John Dory finally turned to look at him, an appreciative look in his eyes, but there was also something there that made Branch feel like his brother was looking at him like he was a little kid that he was just trying to appease. It wasn't patronizing, it was just sad, because he knew his brother didn't think he deserved to be forgiven.
"Clay and Spruce won't." John Dory said.
"Maybe they will if you talk to them." Branch said. John Dory was shaking his head before he had even finished his sentence.
"I can't…I can't talk about this stuff with you guys." John Dory said. "I'm supposed to be the oldest. I'm supposed to be in charge and have control. How can you follow me if you know how much of a screw-up I am?"
"You talked to me." Branch pointed out. "And I'm way more willing to follow you now than I was ten minutes ago."
"That's different." John Dory said quickly. "I couldn't just let you go thinking that there's something wrong with you. I thought if you knew that I was just as broken as you, then maybe you'd be a little easier on yourself."
"We're not broken." Branch said, though sometimes he certainly felt like he was. John Dory went on, ignoring those words.

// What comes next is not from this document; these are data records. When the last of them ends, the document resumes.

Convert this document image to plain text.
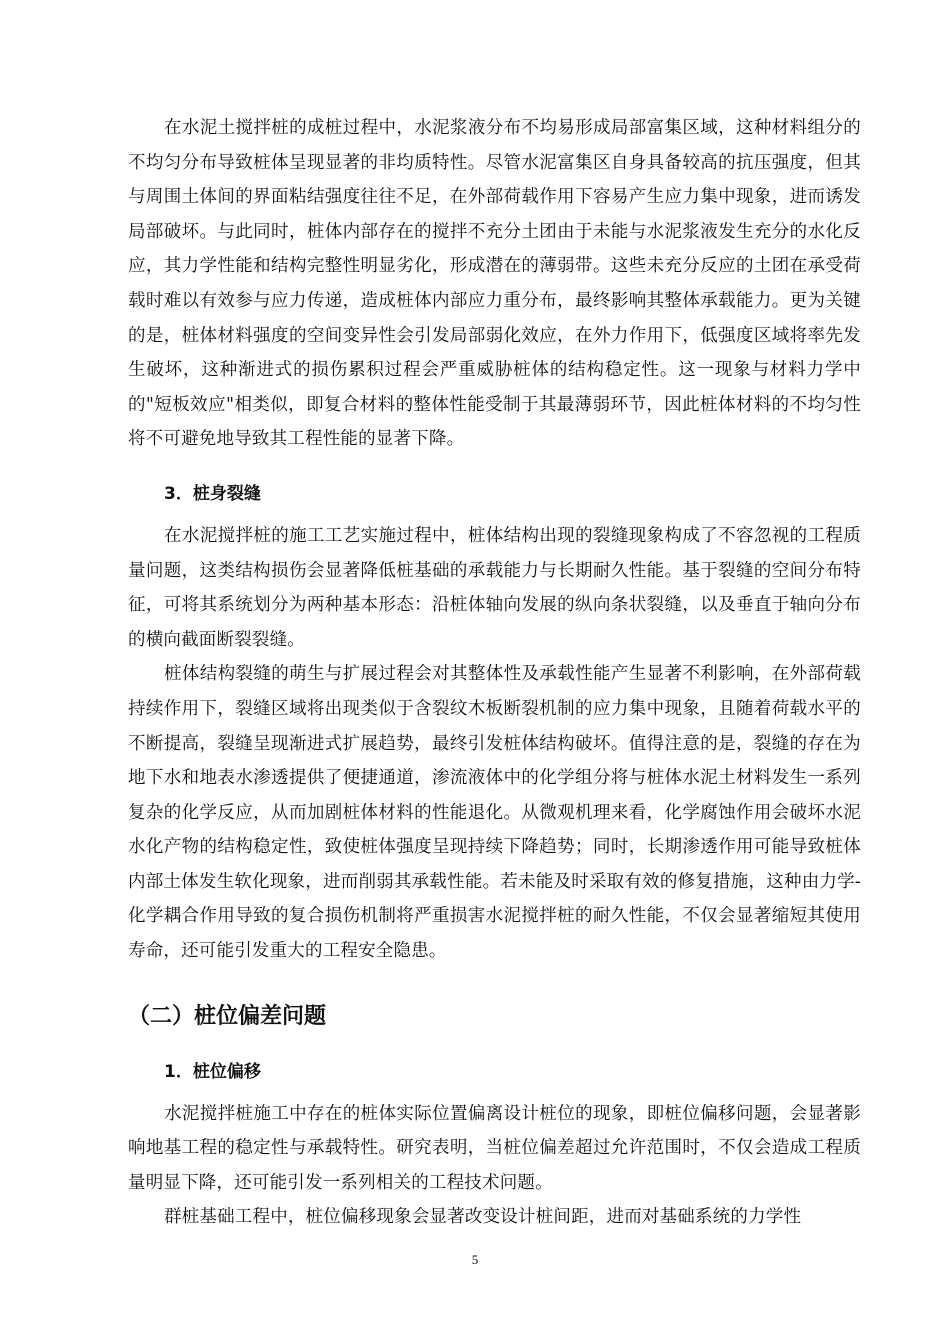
在水泥土搅拌桩的成桩过程中，水泥浆液分布不均易形成局部富集区域，这种材料组分的不均匀分布导致桩体呈现显著的非均质特性。尽管水泥富集区自身具备较高的抗压强度，但其与周围土体间的界面粘结强度往往不足，在外部荷载作用下容易产生应力集中现象，进而诱发局部破坏。与此同时，桩体内部存在的搅拌不充分土团由于未能与水泥浆液发生充分的水化反应，其力学性能和结构完整性明显劣化，形成潜在的薄弱带。这些未充分反应的土团在承受荷载时难以有效参与应力传递，造成桩体内部应力重分布，最终影响其整体承载能力。更为关键的是，桩体材料强度的空间变异性会引发局部弱化效应，在外力作用下，低强度区域将率先发生破坏，这种渐进式的损伤累积过程会严重威胁桩体的结构稳定性。这一现象与材料力学中的"短板效应"相类似，即复合材料的整体性能受制于其最薄弱环节，因此桩体材料的不均匀性将不可避免地导致其工程性能的显著下降。

3．桩身裂缝

在水泥搅拌桩的施工工艺实施过程中，桩体结构出现的裂缝现象构成了不容忽视的工程质量问题，这类结构损伤会显著降低桩基础的承载能力与长期耐久性能。基于裂缝的空间分布特征，可将其系统划分为两种基本形态：沿桩体轴向发展的纵向条状裂缝，以及垂直于轴向分布的横向截面断裂裂缝。

桩体结构裂缝的萌生与扩展过程会对其整体性及承载性能产生显著不利影响，在外部荷载持续作用下，裂缝区域将出现类似于含裂纹木板断裂机制的应力集中现象，且随着荷载水平的不断提高，裂缝呈现渐进式扩展趋势，最终引发桩体结构破坏。值得注意的是，裂缝的存在为地下水和地表水渗透提供了便捷通道，渗流液体中的化学组分将与桩体水泥土材料发生一系列复杂的化学反应，从而加剧桩体材料的性能退化。从微观机理来看，化学腐蚀作用会破坏水泥水化产物的结构稳定性，致使桩体强度呈现持续下降趋势；同时，长期渗透作用可能导致桩体内部土体发生软化现象，进而削弱其承载性能。若未能及时采取有效的修复措施，这种由力学-化学耦合作用导致的复合损伤机制将严重损害水泥搅拌桩的耐久性能，不仅会显著缩短其使用寿命，还可能引发重大的工程安全隐患。

（二）桩位偏差问题
1．桩位偏移

水泥搅拌桩施工中存在的桩体实际位置偏离设计桩位的现象，即桩位偏移问题，会显著影响地基工程的稳定性与承载特性。研究表明，当桩位偏差超过允许范围时，不仅会造成工程质量明显下降，还可能引发一系列相关的工程技术问题。

群桩基础工程中，桩位偏移现象会显著改变设计桩间距，进而对基础系统的力学性

5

"And maybe I shouldn't have told you about Floyd, because that's his business, but I don't think he knows how bad it is." John Dory said. "And I'm hoping that if you're busy feeling bad for Floyd then you'll forget about yelling at him when we find him."

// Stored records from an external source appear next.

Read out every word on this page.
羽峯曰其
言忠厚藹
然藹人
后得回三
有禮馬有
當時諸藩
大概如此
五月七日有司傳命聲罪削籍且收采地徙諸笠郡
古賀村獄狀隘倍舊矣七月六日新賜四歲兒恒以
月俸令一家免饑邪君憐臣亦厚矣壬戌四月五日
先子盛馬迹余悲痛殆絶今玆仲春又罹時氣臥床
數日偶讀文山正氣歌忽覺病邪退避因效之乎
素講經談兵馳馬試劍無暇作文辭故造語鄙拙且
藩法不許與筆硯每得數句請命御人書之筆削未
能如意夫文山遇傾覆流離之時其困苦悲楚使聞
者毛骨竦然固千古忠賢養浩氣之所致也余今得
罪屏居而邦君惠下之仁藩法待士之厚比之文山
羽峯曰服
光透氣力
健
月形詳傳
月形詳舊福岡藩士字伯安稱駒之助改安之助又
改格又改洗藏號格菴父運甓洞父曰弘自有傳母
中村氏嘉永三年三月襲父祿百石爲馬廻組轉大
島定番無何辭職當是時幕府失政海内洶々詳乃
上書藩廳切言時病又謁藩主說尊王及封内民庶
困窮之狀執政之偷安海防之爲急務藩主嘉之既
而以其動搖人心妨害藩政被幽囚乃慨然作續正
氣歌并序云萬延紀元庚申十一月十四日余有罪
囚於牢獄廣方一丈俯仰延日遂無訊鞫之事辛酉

"I'm not planning on yelling at anybody." Branch said. He hesitated for a moment before he scooted closer to John Dory and slowly leaned closer to him until his head was leaning against his brother's shoulder. It wasn't really resting, it was more like hovering slightly over it. He didn't know if the contact would be welcomed.
John Dory stiffened and seemed to be holding his breath. Branch was just starting to panic, thinking he had done something incredibly wrong, when John Dory slowly moved his arm and wrapped it around his shoulders, pulling him closer. Branch breathed a sigh of relief and let himself relax as he truly leaned against his brother.
"Maybe you shouldn't have told me." Branch admitted reluctantly, because they both knew it wasn't his place. "But I'm glad you did." He nuzzled against his older brother. "I'm glad I know about Floyd. And I'm really happy that I know about you." It was harder to stay angry at someone when they knew where they had gone wrong and were beating themselves up about it more than you were.
Branch didn't mean to start dozing, but it had been a long past couple of days. He was exhausted, and curled up against his brother he felt safer than he had in a while.
John Dory wrapped his hair around Branch's shoulders, which really wasn't fair. Branch couldn't remember the last time he had been wrapped up in someone's hair in this protective way.
"Get some sleep, baby bro." John Dory said. "I'll keep watch."
"Not a baby." Branch muttered. John Dory chuckled slightly.
"Okay, Branch." John Dory said. He sounded mostly sincere, but there was still that little bit of a patronizing tone. Branch wanted to fight him on it, but he was tired. So instead of arguing he just pouted and let his eyes slip closed as he drifted off.